Monday, June 13, 2011

Where's the Warming?

Atmospheric CO2 levels have increased even more than the IPCC predicted in 2001. If their predictions were correct there should have been an even bigger increase in atmospheric temperatures than they predicted, but over the 10 years since their report was published there has been no increase in those temperatures at all.

Why? What is missing?

The core idea of every climate model the IPCC uses is the idea that for every unit of increase of temperature caused by CO2 there will be a total increase of 3 units caused by water vapor. Disagreement over this assumption is the source of all the disagreements and misunderstandings about climate models.

What did they find when they tried to prove that the assumption about water vapor is correct?

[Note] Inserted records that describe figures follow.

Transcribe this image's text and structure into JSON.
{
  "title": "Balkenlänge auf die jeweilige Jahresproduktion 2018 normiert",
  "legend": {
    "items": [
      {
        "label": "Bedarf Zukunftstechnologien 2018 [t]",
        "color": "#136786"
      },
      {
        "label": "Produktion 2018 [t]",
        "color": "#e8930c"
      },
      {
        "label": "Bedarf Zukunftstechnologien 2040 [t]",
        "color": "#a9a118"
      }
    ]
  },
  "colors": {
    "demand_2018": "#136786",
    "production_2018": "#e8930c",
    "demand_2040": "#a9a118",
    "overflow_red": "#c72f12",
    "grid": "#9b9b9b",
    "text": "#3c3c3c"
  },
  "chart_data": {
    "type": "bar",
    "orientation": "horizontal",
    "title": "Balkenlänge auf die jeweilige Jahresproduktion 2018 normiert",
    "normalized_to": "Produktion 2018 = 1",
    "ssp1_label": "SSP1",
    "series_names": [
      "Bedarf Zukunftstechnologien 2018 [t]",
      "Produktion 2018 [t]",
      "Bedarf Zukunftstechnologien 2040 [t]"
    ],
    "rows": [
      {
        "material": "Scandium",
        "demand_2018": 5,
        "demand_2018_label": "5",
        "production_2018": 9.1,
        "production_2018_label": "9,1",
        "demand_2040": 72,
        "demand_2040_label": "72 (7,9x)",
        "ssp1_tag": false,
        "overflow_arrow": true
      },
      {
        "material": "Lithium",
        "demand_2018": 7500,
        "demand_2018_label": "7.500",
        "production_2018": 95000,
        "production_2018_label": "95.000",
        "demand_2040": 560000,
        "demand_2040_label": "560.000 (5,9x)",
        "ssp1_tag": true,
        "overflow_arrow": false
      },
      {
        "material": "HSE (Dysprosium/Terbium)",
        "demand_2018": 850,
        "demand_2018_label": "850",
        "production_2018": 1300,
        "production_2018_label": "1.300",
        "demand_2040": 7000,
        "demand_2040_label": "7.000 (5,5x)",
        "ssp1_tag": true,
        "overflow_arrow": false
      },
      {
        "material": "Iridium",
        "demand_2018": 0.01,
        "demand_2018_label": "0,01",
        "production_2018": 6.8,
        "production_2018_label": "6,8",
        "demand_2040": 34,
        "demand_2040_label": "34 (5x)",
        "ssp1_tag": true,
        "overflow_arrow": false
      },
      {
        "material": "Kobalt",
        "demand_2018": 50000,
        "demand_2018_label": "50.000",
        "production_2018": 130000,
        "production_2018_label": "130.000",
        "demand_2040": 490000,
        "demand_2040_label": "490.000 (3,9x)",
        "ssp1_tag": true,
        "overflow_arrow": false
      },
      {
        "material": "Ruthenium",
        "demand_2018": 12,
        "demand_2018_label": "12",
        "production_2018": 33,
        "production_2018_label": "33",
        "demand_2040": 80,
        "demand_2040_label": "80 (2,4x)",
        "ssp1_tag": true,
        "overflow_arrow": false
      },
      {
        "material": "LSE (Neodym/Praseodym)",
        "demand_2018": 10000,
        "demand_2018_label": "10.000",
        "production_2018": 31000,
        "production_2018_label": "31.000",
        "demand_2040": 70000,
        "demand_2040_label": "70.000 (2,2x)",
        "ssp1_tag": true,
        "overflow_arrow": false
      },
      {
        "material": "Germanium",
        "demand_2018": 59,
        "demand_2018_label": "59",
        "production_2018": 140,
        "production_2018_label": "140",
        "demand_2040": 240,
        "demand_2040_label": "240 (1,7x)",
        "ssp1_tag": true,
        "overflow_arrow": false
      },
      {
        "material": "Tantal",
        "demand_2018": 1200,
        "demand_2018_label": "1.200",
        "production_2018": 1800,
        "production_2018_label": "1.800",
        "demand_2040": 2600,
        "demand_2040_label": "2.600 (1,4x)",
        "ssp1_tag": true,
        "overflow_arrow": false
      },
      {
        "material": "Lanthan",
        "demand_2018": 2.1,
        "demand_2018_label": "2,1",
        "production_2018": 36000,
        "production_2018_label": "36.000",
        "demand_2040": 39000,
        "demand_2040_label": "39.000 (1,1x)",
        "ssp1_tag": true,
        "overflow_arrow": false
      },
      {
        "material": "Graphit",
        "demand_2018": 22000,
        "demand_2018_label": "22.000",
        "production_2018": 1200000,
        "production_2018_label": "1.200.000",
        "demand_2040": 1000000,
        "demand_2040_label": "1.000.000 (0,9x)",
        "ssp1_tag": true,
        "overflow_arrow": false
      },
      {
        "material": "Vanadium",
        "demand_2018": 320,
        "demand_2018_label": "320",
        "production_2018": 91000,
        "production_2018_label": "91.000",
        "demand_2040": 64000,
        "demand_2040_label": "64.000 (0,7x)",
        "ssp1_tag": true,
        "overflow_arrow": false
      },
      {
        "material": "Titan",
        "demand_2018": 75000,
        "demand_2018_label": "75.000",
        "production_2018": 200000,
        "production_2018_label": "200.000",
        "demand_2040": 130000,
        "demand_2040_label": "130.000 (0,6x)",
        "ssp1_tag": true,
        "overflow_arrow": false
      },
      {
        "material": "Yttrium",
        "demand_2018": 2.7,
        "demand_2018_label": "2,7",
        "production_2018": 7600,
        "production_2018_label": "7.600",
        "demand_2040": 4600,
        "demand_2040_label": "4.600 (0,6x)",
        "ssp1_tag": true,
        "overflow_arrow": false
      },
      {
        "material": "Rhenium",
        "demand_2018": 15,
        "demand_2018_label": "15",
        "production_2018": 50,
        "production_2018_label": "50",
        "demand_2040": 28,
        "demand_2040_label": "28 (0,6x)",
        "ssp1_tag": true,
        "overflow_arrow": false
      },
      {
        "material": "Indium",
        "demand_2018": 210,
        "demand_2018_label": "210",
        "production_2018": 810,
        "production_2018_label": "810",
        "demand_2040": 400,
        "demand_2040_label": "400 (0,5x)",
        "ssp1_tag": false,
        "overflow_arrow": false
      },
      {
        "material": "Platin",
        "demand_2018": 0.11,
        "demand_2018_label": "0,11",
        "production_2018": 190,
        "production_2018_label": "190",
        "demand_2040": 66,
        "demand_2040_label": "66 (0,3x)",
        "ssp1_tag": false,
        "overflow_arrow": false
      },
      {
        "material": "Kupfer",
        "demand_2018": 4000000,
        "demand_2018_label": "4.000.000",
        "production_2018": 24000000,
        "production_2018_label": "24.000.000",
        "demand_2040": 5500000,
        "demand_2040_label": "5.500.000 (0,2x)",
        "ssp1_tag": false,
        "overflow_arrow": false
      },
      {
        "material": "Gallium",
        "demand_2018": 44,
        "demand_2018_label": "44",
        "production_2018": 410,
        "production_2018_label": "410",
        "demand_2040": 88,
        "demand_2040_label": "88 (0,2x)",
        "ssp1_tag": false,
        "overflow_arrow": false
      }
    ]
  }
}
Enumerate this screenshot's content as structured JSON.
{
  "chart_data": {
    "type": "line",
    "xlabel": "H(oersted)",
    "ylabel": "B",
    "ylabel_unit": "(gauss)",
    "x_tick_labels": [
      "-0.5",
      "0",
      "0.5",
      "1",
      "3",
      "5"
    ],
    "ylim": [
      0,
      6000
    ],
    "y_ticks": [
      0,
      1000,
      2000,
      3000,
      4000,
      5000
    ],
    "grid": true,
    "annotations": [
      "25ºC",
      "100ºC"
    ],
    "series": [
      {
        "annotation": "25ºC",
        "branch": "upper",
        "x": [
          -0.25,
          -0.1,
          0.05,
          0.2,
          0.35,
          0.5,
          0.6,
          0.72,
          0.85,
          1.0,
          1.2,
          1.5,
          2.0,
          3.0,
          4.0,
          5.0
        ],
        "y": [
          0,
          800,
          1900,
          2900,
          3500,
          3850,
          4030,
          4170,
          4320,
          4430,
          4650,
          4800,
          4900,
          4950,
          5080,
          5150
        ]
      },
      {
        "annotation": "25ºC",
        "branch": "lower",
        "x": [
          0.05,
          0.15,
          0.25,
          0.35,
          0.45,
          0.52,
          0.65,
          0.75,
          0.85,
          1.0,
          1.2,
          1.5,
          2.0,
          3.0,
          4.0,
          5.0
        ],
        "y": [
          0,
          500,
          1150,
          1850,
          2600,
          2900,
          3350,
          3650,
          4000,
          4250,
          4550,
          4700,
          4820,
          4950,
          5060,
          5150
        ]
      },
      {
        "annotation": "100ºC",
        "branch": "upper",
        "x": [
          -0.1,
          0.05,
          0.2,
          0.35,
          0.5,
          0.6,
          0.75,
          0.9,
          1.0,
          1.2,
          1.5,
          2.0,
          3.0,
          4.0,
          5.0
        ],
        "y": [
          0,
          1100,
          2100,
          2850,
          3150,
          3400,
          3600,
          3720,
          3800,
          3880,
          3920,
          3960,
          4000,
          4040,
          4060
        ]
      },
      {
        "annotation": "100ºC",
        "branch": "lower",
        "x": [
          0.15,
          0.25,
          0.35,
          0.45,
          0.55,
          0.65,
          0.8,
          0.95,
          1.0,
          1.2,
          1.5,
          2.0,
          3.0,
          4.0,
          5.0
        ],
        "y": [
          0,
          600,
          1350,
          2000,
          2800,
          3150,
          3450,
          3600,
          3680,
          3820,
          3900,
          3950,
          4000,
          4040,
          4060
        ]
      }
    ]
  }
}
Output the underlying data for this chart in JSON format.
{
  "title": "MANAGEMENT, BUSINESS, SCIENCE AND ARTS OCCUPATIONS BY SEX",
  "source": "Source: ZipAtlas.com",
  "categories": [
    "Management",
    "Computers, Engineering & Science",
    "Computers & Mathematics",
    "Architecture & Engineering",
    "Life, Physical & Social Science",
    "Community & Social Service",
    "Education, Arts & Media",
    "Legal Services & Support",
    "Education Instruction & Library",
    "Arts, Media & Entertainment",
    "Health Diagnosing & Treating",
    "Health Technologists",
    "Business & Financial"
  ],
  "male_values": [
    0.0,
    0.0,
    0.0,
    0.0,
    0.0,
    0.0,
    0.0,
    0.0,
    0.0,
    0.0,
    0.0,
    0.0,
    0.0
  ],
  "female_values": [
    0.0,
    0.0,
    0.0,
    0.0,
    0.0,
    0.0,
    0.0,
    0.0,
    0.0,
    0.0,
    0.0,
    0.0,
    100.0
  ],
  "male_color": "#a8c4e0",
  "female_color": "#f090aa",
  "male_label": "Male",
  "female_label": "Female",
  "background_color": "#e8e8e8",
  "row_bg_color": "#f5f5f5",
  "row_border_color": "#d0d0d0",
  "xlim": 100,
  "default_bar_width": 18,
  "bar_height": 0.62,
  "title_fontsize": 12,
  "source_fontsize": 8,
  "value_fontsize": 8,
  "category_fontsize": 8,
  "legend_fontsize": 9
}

If the assumption about water vapor was correct then it should have been possible to detect a hot spot in the troposphere over the tropics. During the last 4 decades weather balloons and satellites have failed to detect any such spot, not even a trace of it.

This means that the assumption about water vapor is incorrect. This first became clear in the mid '90s, and with Aqua satellite data it is even more clear.

And if you plug a more reasonable figure for the water vapor effect into the climate models you get results that, surprise, match what has happened over the last 10 years and over the previous 100 years as well.

Why haven't the scientists we're all familiar with acknowledged this? I suspect it's because if they did they would lose their funding. There is simply no question that they would. Without the disaster scenario of global warming there would be no interest in the field. They'd sink out of sight into obscurity.